Die Betreuung dauert unterschiedlich lange, zwischen einigen Wochen und mehreren Jahren. Die Menschen sollen einen möglichst selbstbestimmten Alltag zurückgewinnen, deshalb fördert die Pflegeexpertin ihr Selbstmanagement. Das ist mitunter vertrackt, besonders wenn jemand objektiv Unterstützung braucht, dies selber aber nicht so sieht. Indermaur nennt das Beispiel eines häuslich sehr desorganisierten Klienten, umgangssprachlich «Messie» genannt: «Wenn er mir sagt, er fühle sich wohl so, kann ich das gut stehen lassen, solange es wenig Auswirkungen hat.» Führe die Unordnung jedoch zu Stürzen oder gefährde die Verunreinigung die Gesundheit, sei es Zeit, das Thema anzugehen. In einigen Fällen arbeitet Indermaur mit dem stadtärztlichen Dienst oder der Kindes- und Erwachsenenschutzbehörde KESB zusammen. Denn manchmal sei bei Klienten die Krankheitslast zu gross, um Hilfe annehmen zu können.

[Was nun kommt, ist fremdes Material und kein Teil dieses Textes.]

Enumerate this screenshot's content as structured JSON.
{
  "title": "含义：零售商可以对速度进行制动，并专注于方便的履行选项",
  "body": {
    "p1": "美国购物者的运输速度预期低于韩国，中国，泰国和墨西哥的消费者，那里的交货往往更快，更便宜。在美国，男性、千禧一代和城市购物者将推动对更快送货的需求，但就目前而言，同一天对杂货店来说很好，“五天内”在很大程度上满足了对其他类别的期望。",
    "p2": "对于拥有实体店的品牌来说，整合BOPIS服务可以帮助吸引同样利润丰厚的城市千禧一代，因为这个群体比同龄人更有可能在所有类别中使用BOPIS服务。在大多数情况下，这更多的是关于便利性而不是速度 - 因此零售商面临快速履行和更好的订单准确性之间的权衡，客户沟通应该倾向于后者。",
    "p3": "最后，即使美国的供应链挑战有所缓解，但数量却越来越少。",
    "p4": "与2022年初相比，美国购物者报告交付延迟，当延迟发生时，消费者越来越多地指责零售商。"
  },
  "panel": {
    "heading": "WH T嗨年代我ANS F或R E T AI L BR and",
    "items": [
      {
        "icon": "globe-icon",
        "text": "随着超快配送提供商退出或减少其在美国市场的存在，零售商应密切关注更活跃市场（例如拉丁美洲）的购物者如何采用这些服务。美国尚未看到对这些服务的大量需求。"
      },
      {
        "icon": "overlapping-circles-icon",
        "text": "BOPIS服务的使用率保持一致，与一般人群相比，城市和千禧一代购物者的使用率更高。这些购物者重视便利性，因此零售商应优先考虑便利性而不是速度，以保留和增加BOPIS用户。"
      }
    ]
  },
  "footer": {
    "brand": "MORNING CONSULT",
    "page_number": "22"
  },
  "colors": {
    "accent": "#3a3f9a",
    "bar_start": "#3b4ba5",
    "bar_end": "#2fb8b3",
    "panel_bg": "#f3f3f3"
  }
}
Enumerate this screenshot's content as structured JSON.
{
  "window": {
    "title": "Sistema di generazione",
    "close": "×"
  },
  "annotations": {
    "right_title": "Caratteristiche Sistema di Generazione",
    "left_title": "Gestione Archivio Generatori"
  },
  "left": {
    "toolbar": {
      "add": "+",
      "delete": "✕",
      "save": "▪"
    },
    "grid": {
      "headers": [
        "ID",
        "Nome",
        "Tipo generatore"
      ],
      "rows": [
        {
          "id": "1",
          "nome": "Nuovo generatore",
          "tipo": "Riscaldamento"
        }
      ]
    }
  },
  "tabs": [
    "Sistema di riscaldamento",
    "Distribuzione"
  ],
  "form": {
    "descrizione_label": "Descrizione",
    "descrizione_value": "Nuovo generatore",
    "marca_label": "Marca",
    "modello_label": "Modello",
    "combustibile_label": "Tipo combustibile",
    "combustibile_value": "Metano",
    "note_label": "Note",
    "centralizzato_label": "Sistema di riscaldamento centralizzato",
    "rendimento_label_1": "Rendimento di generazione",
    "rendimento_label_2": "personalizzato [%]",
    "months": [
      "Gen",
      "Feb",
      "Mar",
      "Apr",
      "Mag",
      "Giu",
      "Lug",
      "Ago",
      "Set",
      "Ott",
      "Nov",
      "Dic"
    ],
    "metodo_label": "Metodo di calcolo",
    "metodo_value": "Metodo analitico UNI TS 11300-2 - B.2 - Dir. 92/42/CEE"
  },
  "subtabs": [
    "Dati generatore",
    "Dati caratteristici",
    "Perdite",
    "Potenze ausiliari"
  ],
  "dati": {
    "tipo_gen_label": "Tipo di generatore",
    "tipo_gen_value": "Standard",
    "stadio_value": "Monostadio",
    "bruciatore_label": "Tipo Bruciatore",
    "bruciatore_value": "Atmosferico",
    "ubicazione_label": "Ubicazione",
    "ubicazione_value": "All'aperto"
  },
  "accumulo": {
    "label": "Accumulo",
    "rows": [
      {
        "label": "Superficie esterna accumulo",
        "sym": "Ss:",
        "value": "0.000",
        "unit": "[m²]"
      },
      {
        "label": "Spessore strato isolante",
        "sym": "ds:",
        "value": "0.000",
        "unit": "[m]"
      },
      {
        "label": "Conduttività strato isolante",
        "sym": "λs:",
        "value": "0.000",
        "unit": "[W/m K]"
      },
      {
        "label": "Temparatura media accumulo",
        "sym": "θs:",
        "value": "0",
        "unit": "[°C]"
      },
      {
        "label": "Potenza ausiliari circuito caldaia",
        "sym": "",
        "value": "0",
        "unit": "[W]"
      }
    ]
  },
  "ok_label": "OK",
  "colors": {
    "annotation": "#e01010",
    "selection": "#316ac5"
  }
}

Vorstellungen von Normalität differieren
Fest steht: Vorstellungen von Normalität können differieren, doch gut ausgebildete und zufriedene Pflegefachpersonen wüssten damit umzugehen, sagt die Spitex-Pflegefachfrau. Das Spannungsfeld zwischen Fürsorge und Autonomie werde im Team diskutiert. Auch Pflegewissenschaftlerin Katharina Fierz betont: «Normalität ist nicht normativ zu verstehen. Sie ist individuell und kann sich verändern.» Wenn krankheitsbedingte Verlusterfahrungen im Widerspruch zu gesellschaftlich positiv besetzter Leistungsfähigkeit und Fitness stünden, sei das oft nicht einfach zu akzeptieren. Professionelle Pflege motiviere Betroffene, den Blick nicht nur auf die Defizite, sondern auch auf die vorhandenen Ressourcen zu richten.
«Eine eigenverantwortliche Pflege hätte der Gesellschaft sehr viel zu bieten.»
Dass Pflegefachpersonen Spezialistinnen und Spezialisten für den Alltag mit und trotz Krankheit sind, komme im Schweizer Gesundheitswesen nicht genug zum Tragen, stellt Fierz fest. Sie weist auf die Rolle der Pflegeexpertinnen APN hin, der Pflegefachpersonen mit Masterabschluss also. Diese können als sogenannte «Nurse Practitioners» chronisch Kranke eigenständig beraten und kontinuierlich betreuen. Alles im Rahmen eines Handlungsspielraumes, der mit der ärztlichen Kollegin, dem ärztlichen Kollegen festgelegt wird. Das innovative Modell wird in der Schweiz erst an wenigen Orten umgesetzt, auch weil die Pflege von Gesetzes wegen immer noch eine ärztliche Anordnung braucht. Dabei wachse die Zahl der Älteren, und chronische Erkrankungen nähmen zu, sagt die Wissenschaftlerin: «Eine eigenverantwortliche Pflege hätte der Gesellschaft sehr viel zu bieten.»